Magnification | Glossary

  • Polona 

Magnification is an optical parameter which enlarges/zooms the viewing image and makes the observed object seem bigger. For example, with magnification factor 10 we see objects 10 times larger, which means if an object is 0.1 m high and 100 m away we see it 1 m large. In other words, it’s the same observing the object that’s 100 meters away with a 10x binoculars as watching it with the naked eye 10 meters away. In choosing the right magnification for fixed magnification optical products, practice shows that the most useful magnifications are between 7x and 10x, where average people seem to handle optics without too much hand tremor.


Source: ZEISS

Fixed magnification


Optical products with fixed magnification are designed in a way that they allow only one magnification of a viewing object. Due to a smaller number of lenses used in their construction, they are optically brighter and have lower loss of brightness. The number of lenses contributes to its smaller size and lighter weight in comparison to optics with variable magnification.
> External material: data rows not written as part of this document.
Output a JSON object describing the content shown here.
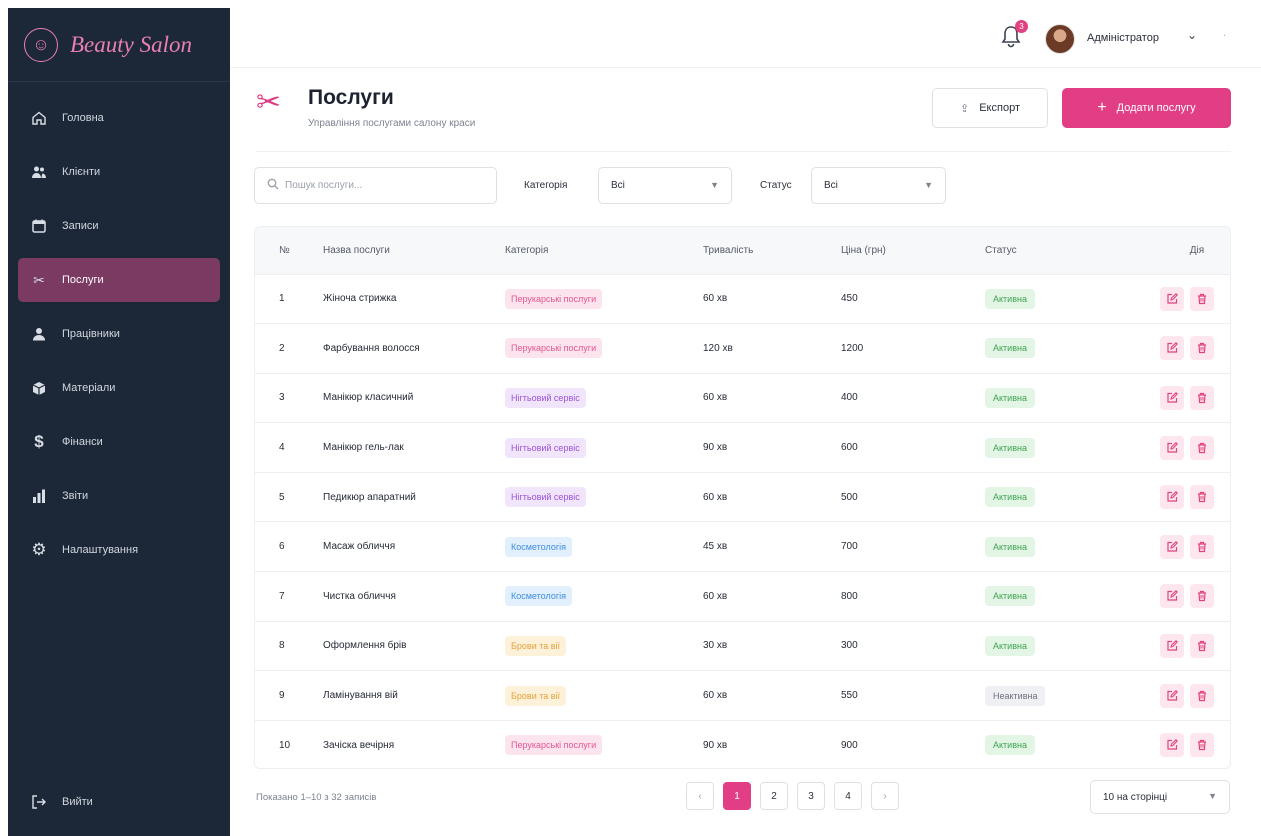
{
  "app": {
    "brand": "Beauty Salon",
    "brand_icon": "woman-face-icon"
  },
  "sidebar": {
    "items": [
      {
        "label": "Головна",
        "icon": "home-icon"
      },
      {
        "label": "Клієнти",
        "icon": "users-icon"
      },
      {
        "label": "Записи",
        "icon": "calendar-icon"
      },
      {
        "label": "Послуги",
        "icon": "scissors-icon",
        "active": true
      },
      {
        "label": "Працівники",
        "icon": "worker-icon"
      },
      {
        "label": "Матеріали",
        "icon": "box-icon"
      },
      {
        "label": "Фінанси",
        "icon": "dollar-icon"
      },
      {
        "label": "Звіти",
        "icon": "bar-chart-icon"
      },
      {
        "label": "Налаштування",
        "icon": "gear-icon"
      }
    ],
    "logout": "Вийти"
  },
  "topbar": {
    "notifications": "3",
    "user": "Адміністратор"
  },
  "page": {
    "title": "Послуги",
    "subtitle": "Управління послугами салону краси"
  },
  "actions": {
    "export": "Експорт",
    "add": "Додати послугу"
  },
  "filters": {
    "search_placeholder": "Пошук послуги...",
    "category_label": "Категорія",
    "category_value": "Всі",
    "status_label": "Статус",
    "status_value": "Всі"
  },
  "table": {
    "columns": [
      "№",
      "Назва послуги",
      "Категорія",
      "Тривалість",
      "Ціна (грн)",
      "Статус",
      "Дія"
    ],
    "rows": [
      {
        "n": "1",
        "name": "Жіноча стрижка",
        "category": "Перукарські послуги",
        "cat": "pink",
        "duration": "60 хв",
        "price": "450",
        "status": "Активна",
        "active": true
      },
      {
        "n": "2",
        "name": "Фарбування волосся",
        "category": "Перукарські послуги",
        "cat": "pink",
        "duration": "120 хв",
        "price": "1200",
        "status": "Активна",
        "active": true
      },
      {
        "n": "3",
        "name": "Манікюр класичний",
        "category": "Нігтьовий сервіс",
        "cat": "purple",
        "duration": "60 хв",
        "price": "400",
        "status": "Активна",
        "active": true
      },
      {
        "n": "4",
        "name": "Манікюр гель-лак",
        "category": "Нігтьовий сервіс",
        "cat": "purple",
        "duration": "90 хв",
        "price": "600",
        "status": "Активна",
        "active": true
      },
      {
        "n": "5",
        "name": "Педикюр апаратний",
        "category": "Нігтьовий сервіс",
        "cat": "purple",
        "duration": "60 хв",
        "price": "500",
        "status": "Активна",
        "active": true
      },
      {
        "n": "6",
        "name": "Масаж обличчя",
        "category": "Косметологія",
        "cat": "blue",
        "duration": "45 хв",
        "price": "700",
        "status": "Активна",
        "active": true
      },
      {
        "n": "7",
        "name": "Чистка обличчя",
        "category": "Косметологія",
        "cat": "blue",
        "duration": "60 хв",
        "price": "800",
        "status": "Активна",
        "active": true
      },
      {
        "n": "8",
        "name": "Оформлення брів",
        "category": "Брови та вії",
        "cat": "yellow",
        "duration": "30 хв",
        "price": "300",
        "status": "Активна",
        "active": true
      },
      {
        "n": "9",
        "name": "Ламінування вій",
        "category": "Брови та вії",
        "cat": "yellow",
        "duration": "60 хв",
        "price": "550",
        "status": "Неактивна",
        "active": false
      },
      {
        "n": "10",
        "name": "Зачіска вечірня",
        "category": "Перукарські послуги",
        "cat": "pink",
        "duration": "90 хв",
        "price": "900",
        "status": "Активна",
        "active": true
      }
    ]
  },
  "footer": {
    "info": "Показано 1–10 з 32 записів",
    "pages": [
      "1",
      "2",
      "3",
      "4"
    ],
    "current_page": "1",
    "per_page": "10 на сторінці"
  },
  "colors": {
    "accent": "#e23e86",
    "sidebar": "#1c2838",
    "sidebar_active": "#7a3a62"
  }
}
Most of binoculars tend to have fixed magnification, whereas with riflescopes it’s getting rarer each year. Normally this kind of optical products are easier to use and cheaper. They also offer better optical performance, especially in terms of light transmission rate.


Variable magnification


Variable magnification simply means that the optical product is designed in a way where you can change magnification of a certain area. This consequently changes the viewing angle, where higher magnification means smaller/narrower viewing angle and lower magnification means wider viewing angle. Variable magnification adds to versatility and general usefulness.